It turns out animals are just as entranced by video games as people are (as some of the following YouTube videos will illustrate). Some scientists are even making animals play games for research purposes.
Princeton University researchers experimented on predatory bluegill sunfish by creating a "game" where red dots, simulating prey, moved against a screen. In a paper published in the journal Science on Aug.16, the researchers said the bluegills were less likely to attack dots that swarmed in group formation.
"By creating immersive video game for the fish we were able to have complete control over the parameters," senior author Iain Couzin told the BBC. "Trying to do this experiment with natural grouping prey items, it would have been impossible to understand or control what was going on."
The results show that just being in a group is more likely to help prey survive, as the predator is much more likely to go for the loner. As seen in the video below, the bluegill was least likely to attack dots that moved in a coordinated group.
Video games turn out to be a useful tool in animal research, especially in primates. Scientists have had monkeys play shooting games against computers and each other in order to study the effects of winning and losing on certain parts of the brain. Researchers looking for treatments for paralyzed humans have rewired paralyzed monkeys' neurons, thereby allowing them to play video games.
Animals can play games for fun, too. There's a bumper crop of games for the iPad that are targeted at cats, featuring laser pointers, mice, bugs, and fish for kitties to chase.
And it's not just housecats that enjoy virtual reality. As seen in this video, a range of big cats -- including servals, lions, and even a white tiger -- are gamers too:
There are also video games where animals and humans can play together. Dutch researchers from Wageningen University and the Utrecht school of the Arts are developing a game where a person can move a ball of light around on his or her iPad. The ball is simultaneously projected onto a screen in a pig's pen. The person's porcine partner chases it, and if the pig's snout touches the ball and moves it into a target, the wall lights up with colorful flashes.
Researchers were driven to develop "Pig Chase" through their work on farming ethics.
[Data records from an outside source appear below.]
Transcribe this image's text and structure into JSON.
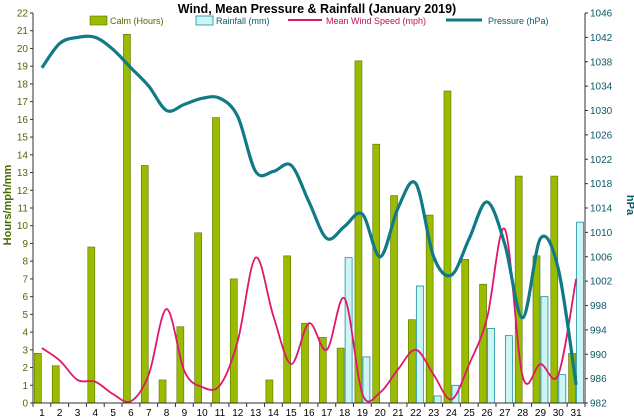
{
  "chart_data": {
    "type": "bar",
    "title": "Wind, Mean Pressure & Rainfall (January 2019)",
    "ylabel_left": "Hours/mph/mm",
    "ylabel_right": "hPa",
    "categories": [
      "1",
      "2",
      "3",
      "4",
      "5",
      "6",
      "7",
      "8",
      "9",
      "10",
      "11",
      "12",
      "13",
      "14",
      "15",
      "16",
      "17",
      "18",
      "19",
      "20",
      "21",
      "22",
      "23",
      "24",
      "25",
      "26",
      "27",
      "28",
      "29",
      "30",
      "31"
    ],
    "y_left": {
      "min": 0,
      "max": 22,
      "step": 1
    },
    "y_right": {
      "min": 982,
      "max": 1046,
      "step": 4
    },
    "grid": false,
    "legend_position": "top",
    "series": [
      {
        "name": "Calm (Hours)",
        "kind": "bar",
        "axis": "left",
        "color": "#99bb00",
        "values": [
          2.8,
          2.1,
          0,
          8.8,
          0,
          20.8,
          13.4,
          1.3,
          4.3,
          9.6,
          16.1,
          7.0,
          0,
          1.3,
          8.3,
          4.5,
          3.7,
          3.1,
          19.3,
          14.6,
          11.7,
          4.7,
          10.6,
          17.6,
          8.1,
          6.7,
          0,
          12.8,
          8.3,
          12.8,
          2.8
        ]
      },
      {
        "name": "Rainfall (mm)",
        "kind": "bar",
        "axis": "left",
        "color": "#ccf5f5",
        "values": [
          0,
          0,
          0,
          0,
          0,
          0,
          0,
          0,
          0,
          0,
          0,
          0,
          0,
          0,
          0,
          0,
          0,
          8.2,
          2.6,
          0,
          0,
          6.6,
          0.4,
          1.0,
          0,
          4.2,
          3.8,
          0,
          6.0,
          1.6,
          10.2
        ]
      },
      {
        "name": "Mean Wind Speed (mph)",
        "kind": "line",
        "axis": "left",
        "color": "#e0186c",
        "values": [
          3.1,
          2.4,
          1.3,
          1.2,
          0.5,
          0.1,
          1.6,
          5.3,
          1.8,
          0.9,
          1.0,
          3.5,
          8.2,
          4.9,
          2.2,
          4.5,
          3.0,
          5.9,
          0.5,
          0.6,
          1.9,
          3.0,
          1.6,
          0.2,
          2.2,
          4.8,
          9.8,
          1.5,
          2.2,
          1.6,
          7.0
        ]
      },
      {
        "name": "Pressure (hPa)",
        "kind": "line",
        "axis": "right",
        "color": "#117a87",
        "values": [
          1037,
          1041,
          1042,
          1042,
          1040,
          1037,
          1034,
          1030,
          1031,
          1032,
          1032,
          1029,
          1020,
          1020,
          1021,
          1015,
          1009,
          1011,
          1013,
          1006,
          1014,
          1018,
          1006,
          1003,
          1009,
          1015,
          1008,
          996,
          1009,
          1004,
          985
        ]
      }
    ]
  }
}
EU regulations require that pig farmers ensure their animals have permanent access to materials for playing and mental stimulation.
"Despite the cooperative nature of the game, we are all aware of the unavoidable elephant in the room, or rather 'on the farm'," European Commission research agency CORDIS said in a statement this past February. "In a game where one player is soon likely to be served up onto the other player's plate, the latter player certainly seems to be more equal than the former."